История №12. В озере что-то гниет

Дом у озера достался мне от дядьки. Дядька был мужик странный, жил бобылём, рыбачил, держал козу и ни с кем не знался. Когда он умер, мать сказала: «Съезди, разбери вещи, реши, что с домом делать». Я и поехал. Взял отпуск на две недели, кинул в машину сумку и старого кокер-спаниеля Чака — уши, полные надежды, и нос, вечно чем-то недовольный, — и покатил.
Деревня называлась Тихая Заводь. Ирония в том, что тихой она была только по названию. Дом стоял на отшибе, метрах в ста от берега. Озеро лежало большое, вытянутое, с тёмной, словно загустевшей водой и стеной камышей по краям. Местные называли его Гнилым. Я сперва решил — из-за запаха. Потом понял, что нет.
Приехал я в пятницу вечером. Солнце уже садилось, и вода отливала маслянистым блеском, у берега расплывались радужные разводы. Я вышел из машины, потянулся. Чак выскочил следом, тявкнул на несуществующих уток и сразу осёкся. Принюхался влажным носом, заскулил и прижался к моей ноге, мелко дрожа.
— Ты чего, друг? — я почесал его за ухом.
Пёс не ответил, только смотрел на озеро и глухо, утробно рычал.
Дом — старый, бревенчатый, с покосившимся крыльцом и ржавой вывеской «Рыбнадзор» (дядька когда-то служил инспектором). Внутри пахло пылью, пожелтевшими газетами и чем-то сладковатым, приторным — как от перезрелых фруктов, тронутых плесенью. Я распахнул окна, проветрил. Осмотрелся: одна комната, она же кухня, печка, стол, кровать с провисшей панцирной сеткой. Стены увешаны фотографиями дядьки с уловом. На одной он держал громадного сома, килограммов на тридцать, и скалился во весь рот. Сом был странный — бледный, почти белый, с мутными, как бельма, глазами.

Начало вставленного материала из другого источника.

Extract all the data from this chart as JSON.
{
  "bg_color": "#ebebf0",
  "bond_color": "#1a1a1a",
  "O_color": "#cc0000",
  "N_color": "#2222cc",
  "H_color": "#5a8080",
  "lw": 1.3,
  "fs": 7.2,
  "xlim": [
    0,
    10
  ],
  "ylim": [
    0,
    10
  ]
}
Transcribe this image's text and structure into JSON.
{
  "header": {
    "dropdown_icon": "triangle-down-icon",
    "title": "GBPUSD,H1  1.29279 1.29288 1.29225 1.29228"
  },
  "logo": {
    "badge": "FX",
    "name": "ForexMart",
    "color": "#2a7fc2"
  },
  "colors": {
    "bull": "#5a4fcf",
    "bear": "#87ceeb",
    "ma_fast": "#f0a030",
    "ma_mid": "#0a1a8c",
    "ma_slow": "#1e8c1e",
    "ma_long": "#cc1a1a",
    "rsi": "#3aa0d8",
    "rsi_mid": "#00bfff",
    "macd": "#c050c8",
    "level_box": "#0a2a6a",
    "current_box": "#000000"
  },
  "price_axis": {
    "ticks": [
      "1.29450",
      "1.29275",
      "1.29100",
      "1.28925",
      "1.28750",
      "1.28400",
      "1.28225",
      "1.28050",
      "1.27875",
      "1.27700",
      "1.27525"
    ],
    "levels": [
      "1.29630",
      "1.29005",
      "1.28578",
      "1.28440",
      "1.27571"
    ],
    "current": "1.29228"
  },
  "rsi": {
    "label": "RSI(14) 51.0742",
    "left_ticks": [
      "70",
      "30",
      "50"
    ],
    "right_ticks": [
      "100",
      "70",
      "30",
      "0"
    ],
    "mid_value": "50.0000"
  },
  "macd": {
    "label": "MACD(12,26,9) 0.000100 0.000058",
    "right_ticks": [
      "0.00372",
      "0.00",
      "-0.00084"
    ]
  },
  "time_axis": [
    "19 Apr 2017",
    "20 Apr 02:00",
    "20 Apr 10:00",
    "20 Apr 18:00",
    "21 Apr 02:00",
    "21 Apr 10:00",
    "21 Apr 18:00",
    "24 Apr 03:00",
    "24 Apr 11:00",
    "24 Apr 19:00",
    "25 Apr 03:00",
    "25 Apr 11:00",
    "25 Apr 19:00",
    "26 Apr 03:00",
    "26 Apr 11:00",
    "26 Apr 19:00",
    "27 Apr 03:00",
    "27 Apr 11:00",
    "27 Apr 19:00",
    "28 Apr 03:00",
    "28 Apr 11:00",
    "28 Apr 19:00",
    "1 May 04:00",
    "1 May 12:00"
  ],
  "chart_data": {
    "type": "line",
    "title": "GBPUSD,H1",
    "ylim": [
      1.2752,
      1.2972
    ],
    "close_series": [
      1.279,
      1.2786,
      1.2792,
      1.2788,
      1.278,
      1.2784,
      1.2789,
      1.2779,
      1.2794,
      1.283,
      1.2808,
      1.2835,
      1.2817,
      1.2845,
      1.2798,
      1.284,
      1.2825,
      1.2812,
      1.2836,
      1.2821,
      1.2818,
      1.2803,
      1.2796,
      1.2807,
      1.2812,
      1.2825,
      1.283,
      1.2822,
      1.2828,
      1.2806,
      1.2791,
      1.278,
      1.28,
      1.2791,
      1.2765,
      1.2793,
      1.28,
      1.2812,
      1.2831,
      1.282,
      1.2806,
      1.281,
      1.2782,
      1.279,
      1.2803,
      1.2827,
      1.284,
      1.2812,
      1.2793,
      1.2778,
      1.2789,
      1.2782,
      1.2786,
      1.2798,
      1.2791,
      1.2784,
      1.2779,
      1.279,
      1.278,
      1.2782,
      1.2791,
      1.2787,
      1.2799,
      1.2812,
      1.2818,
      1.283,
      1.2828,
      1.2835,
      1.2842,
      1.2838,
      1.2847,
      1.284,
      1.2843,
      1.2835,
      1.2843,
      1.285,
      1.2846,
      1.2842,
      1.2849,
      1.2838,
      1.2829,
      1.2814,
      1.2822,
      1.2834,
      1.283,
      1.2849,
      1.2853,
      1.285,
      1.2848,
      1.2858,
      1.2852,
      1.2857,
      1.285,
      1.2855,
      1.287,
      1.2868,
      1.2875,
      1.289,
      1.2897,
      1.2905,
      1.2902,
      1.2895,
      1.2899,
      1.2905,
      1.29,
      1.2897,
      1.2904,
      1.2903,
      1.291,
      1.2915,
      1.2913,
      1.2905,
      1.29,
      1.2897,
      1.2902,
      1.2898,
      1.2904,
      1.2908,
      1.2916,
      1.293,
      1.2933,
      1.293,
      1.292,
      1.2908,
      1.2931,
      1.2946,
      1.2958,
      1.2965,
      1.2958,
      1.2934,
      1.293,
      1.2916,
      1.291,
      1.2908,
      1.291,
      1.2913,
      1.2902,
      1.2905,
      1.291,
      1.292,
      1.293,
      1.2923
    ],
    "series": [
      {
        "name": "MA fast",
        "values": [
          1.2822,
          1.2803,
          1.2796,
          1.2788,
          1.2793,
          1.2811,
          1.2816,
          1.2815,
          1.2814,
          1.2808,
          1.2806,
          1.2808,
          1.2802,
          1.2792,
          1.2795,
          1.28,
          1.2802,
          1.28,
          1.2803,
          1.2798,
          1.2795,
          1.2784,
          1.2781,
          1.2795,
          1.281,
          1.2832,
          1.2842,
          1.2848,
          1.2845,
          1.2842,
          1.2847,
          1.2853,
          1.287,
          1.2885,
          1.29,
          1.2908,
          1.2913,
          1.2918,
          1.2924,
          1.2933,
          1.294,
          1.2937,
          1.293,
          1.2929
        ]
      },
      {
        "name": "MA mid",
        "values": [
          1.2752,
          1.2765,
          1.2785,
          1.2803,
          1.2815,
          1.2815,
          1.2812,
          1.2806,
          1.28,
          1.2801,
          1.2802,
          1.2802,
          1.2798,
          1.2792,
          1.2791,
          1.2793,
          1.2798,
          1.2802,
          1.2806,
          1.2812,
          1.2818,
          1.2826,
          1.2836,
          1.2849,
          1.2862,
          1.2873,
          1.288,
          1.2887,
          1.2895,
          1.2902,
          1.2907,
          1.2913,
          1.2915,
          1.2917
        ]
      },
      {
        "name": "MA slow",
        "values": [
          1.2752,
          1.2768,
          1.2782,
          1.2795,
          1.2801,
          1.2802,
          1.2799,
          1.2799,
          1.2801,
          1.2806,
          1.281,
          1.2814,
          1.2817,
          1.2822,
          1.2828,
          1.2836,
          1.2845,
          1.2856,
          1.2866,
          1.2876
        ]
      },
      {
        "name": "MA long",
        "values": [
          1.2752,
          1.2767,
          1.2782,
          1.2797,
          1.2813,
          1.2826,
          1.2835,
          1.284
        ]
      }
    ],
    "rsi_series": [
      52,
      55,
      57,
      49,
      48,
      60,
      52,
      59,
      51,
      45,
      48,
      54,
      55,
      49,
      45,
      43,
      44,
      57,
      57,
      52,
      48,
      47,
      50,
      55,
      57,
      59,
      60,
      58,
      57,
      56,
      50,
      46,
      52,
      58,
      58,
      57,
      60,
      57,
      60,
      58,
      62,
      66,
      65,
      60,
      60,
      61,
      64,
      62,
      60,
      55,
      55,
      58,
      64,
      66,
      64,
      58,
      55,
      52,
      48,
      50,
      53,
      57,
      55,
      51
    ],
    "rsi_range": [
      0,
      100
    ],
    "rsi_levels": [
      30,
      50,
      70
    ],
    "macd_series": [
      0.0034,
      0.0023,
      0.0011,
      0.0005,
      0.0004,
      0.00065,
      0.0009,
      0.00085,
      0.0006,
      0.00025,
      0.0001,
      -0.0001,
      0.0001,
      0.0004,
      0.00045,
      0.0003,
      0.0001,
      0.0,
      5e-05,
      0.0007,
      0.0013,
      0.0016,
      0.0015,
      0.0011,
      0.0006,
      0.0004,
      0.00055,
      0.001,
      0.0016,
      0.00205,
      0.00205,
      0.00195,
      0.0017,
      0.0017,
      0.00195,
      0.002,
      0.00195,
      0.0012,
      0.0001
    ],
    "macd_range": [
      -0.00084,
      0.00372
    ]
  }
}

Я разобрал вещи, покормил Чака, поужинал консервами. Лёг рано — устал. Ночью разбудил звук: кто-то скрёбся в стену снаружи. Медленно, ритмично, будто ногтями по дереву. Чак стоял у двери, шерсть дыбом, и рычал без остановки.
Я встал, взял фонарь, вышел на крыльцо. Никого. Только ветер в камышах да плеск воды — но плеск был тяжёлый, вязкий, словно кто-то большой ворочался в глубине. Луч фонаря скользнул по чёрной глади, выхватил клочья тумана. Ничего. Я вернулся. Чак не успокаивался до рассвета.
Утром я пошёл в деревню — три улицы, полтора десятка домов, магазин-развалюха с выцветшей вывеской «Продукты». На лавочке у входа сидели две старухи и мужик в засаленной кепке. Я поздоровался. Они оглядели меня с настороженным, почти ритуальным молчанием.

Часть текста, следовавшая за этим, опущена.